The Baltic Dry Index (BDI) is a composite of dry shipping costs for the three main sizes of ships. Updated daily in London at the Baltic Exchange, the BDI fell dramatically and rapidly at the start of January this year. By the start of June it was more than 50% down.

 

Since the start of June however it rose almost vertically and peaked at almost 80% higher than the start of the year.

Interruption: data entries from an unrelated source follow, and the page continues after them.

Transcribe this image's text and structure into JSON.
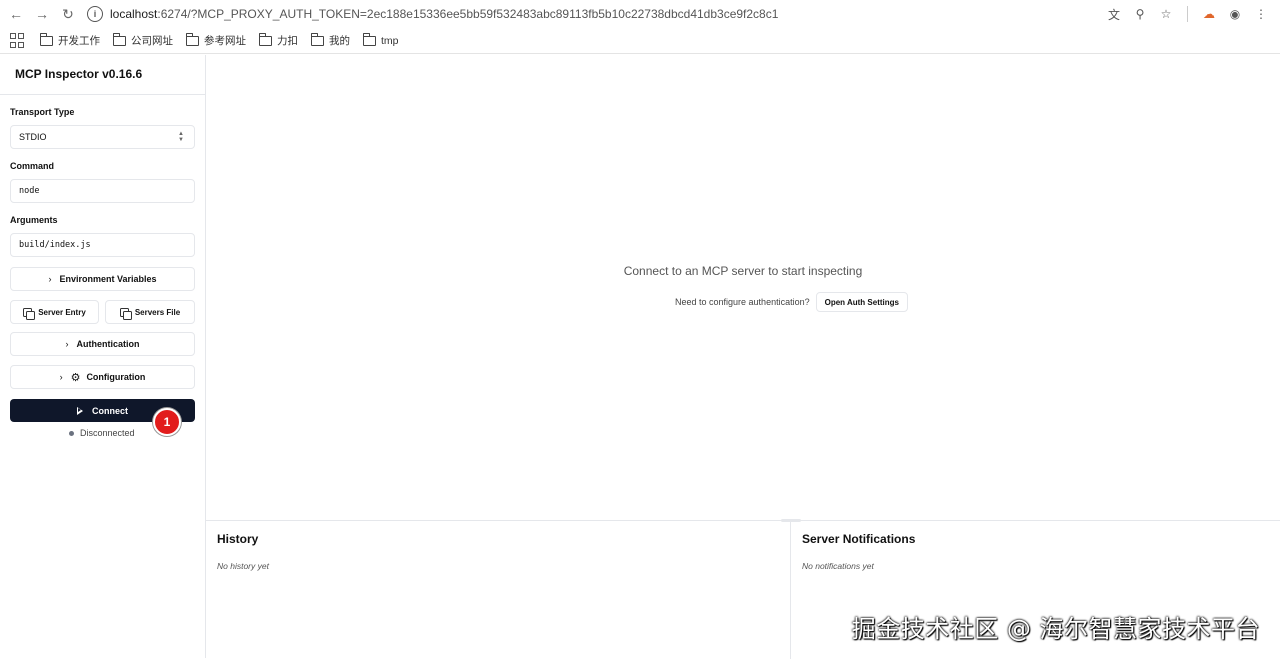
{
  "browser": {
    "url_host": "localhost",
    "url_rest": ":6274/?MCP_PROXY_AUTH_TOKEN=2ec188e15336ee5bb59f532483abc89113fb5b10c22738dbcd41db3ce9f2c8c1",
    "bookmarks": [
      "开发工作",
      "公司网址",
      "参考网址",
      "力扣",
      "我的",
      "tmp"
    ]
  },
  "sidebar": {
    "title": "MCP Inspector v0.16.6",
    "transport_label": "Transport Type",
    "transport_value": "STDIO",
    "command_label": "Command",
    "command_value": "node",
    "arguments_label": "Arguments",
    "arguments_value": "build/index.js",
    "env_vars_label": "Environment Variables",
    "server_entry_label": "Server Entry",
    "servers_file_label": "Servers File",
    "authentication_label": "Authentication",
    "configuration_label": "Configuration",
    "connect_label": "Connect",
    "badge_number": "1",
    "status_text": "Disconnected"
  },
  "main": {
    "empty_title": "Connect to an MCP server to start inspecting",
    "auth_prompt": "Need to configure authentication?",
    "open_auth_label": "Open Auth Settings"
  },
  "history": {
    "title": "History",
    "empty": "No history yet"
  },
  "notifications": {
    "title": "Server Notifications",
    "empty": "No notifications yet"
  },
  "watermark": "掘金技术社区 @ 海尔智慧家技术平台"
}
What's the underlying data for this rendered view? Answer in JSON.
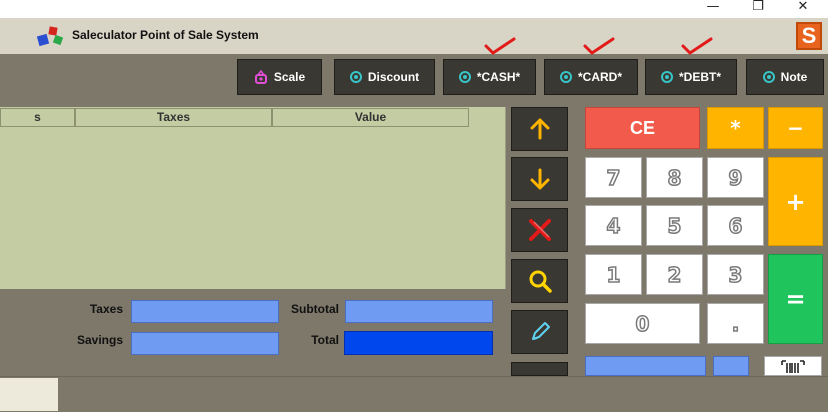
{
  "window": {
    "title": "Saleculator Point of Sale System",
    "controls": {
      "minimize": "—",
      "maximize": "❐",
      "close": "✕"
    },
    "logo_letter": "S"
  },
  "toolbar": {
    "scale": "Scale",
    "discount": "Discount",
    "cash": "*CASH*",
    "card": "*CARD*",
    "debt": "*DEBT*",
    "note": "Note"
  },
  "table": {
    "columns": [
      "s",
      "Taxes",
      "Value"
    ]
  },
  "totals": {
    "taxes_label": "Taxes",
    "savings_label": "Savings",
    "subtotal_label": "Subtotal",
    "total_label": "Total"
  },
  "keypad": {
    "ce": "CE",
    "multiply": "*",
    "minus": "−",
    "plus": "+",
    "equals": "=",
    "k7": "7",
    "k8": "8",
    "k9": "9",
    "k4": "4",
    "k5": "5",
    "k6": "6",
    "k1": "1",
    "k2": "2",
    "k3": "3",
    "k0": "0",
    "dot": "."
  },
  "colors": {
    "toolbar_button": "#3a3832",
    "ce_red": "#f25a4c",
    "operator_orange": "#ffb400",
    "equals_green": "#1fc45c",
    "field_blue": "#6f9bf2",
    "total_blue": "#0047ee",
    "grid_bg": "#c4cca3",
    "check_red": "#e21a1a"
  },
  "icons": {
    "scale": "scale-icon",
    "payment": "radio-target-icon",
    "up": "arrow-up-icon",
    "down": "arrow-down-icon",
    "delete": "red-x-icon",
    "search": "magnifier-icon",
    "edit": "pencil-icon",
    "barcode": "barcode-icon"
  }
}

It’s calmed down a little and today is 64.40% higher than the start of the year.

 

By comparison the crude oil tanker route from the Middle East to China - also on the Baltic Exchange - is still languishing at 63.55% lower than the start of 2020. Crude oil is still sloshing around the globe, even though the four major refiners in Asia - China, India, South Korea and Japan - imported an average of 19.7m barrels per day (bpd) of crude oil each month during February to April this year, down just 100,000 bpd from the same period last year.

 

Asia on strong path

 

China is leading the Asian "pack" towards a strong regional economic recovery. Its imports of crude oil and copper reached record levels in June. So did its imports of soybeans, which at more than 11m tonnes were 71% higher in June compared to the same month last year.

 

China’s soybean imports - primarily from Brazil - were stimulated by attractive crushing margins. Chinese soybean crushers booked a lot of shipments and locked in good rates.

 

China is stocking up on all basic commodities - its meat imports (4.75m tonnes in the first half of 2020) were also very high, 73.5% above the same period of last year.

 

Soybean crunch on the cards

 

The strength and pace of China’s imports is likely to slow after July, when soybean imports are expected to reach 10m tonnes.

 

In June Brazil set a new record for the value of its agricultural exports, equivalent to more than $10bn, 24.5% higher year-on-year, 65% of the increase down to China.

 

The rise was driven partly by a drop in the Brazilian currency but also by strong demand for sugar, meats and soybeans. China accounted for 70% of Brazilian soybean exports in June.

 

Brazilian soybean farmers have sold almost their entire 2019-20 soybean crop and have forward sold more than 36% of their 2020-21 crop. The USDA (US department of agriculture) estimates that by the end of January 2021 (the end of the Brazilian marketing year) supplies of soybeans in Brazil will be at their lowest in four years.

 

Given that China is struggling with fresh outbreaks of African Swine Fever (ASF), and that it is engaged in what seems like a perpetual need to re-stock and fatten the new pigs (on soymeal by preference), China will continue to import soybeans at a cracking pace this year.

 

Those US farmers who stuck by soybeans this season could well be congratulating themselves later this year for making the right call.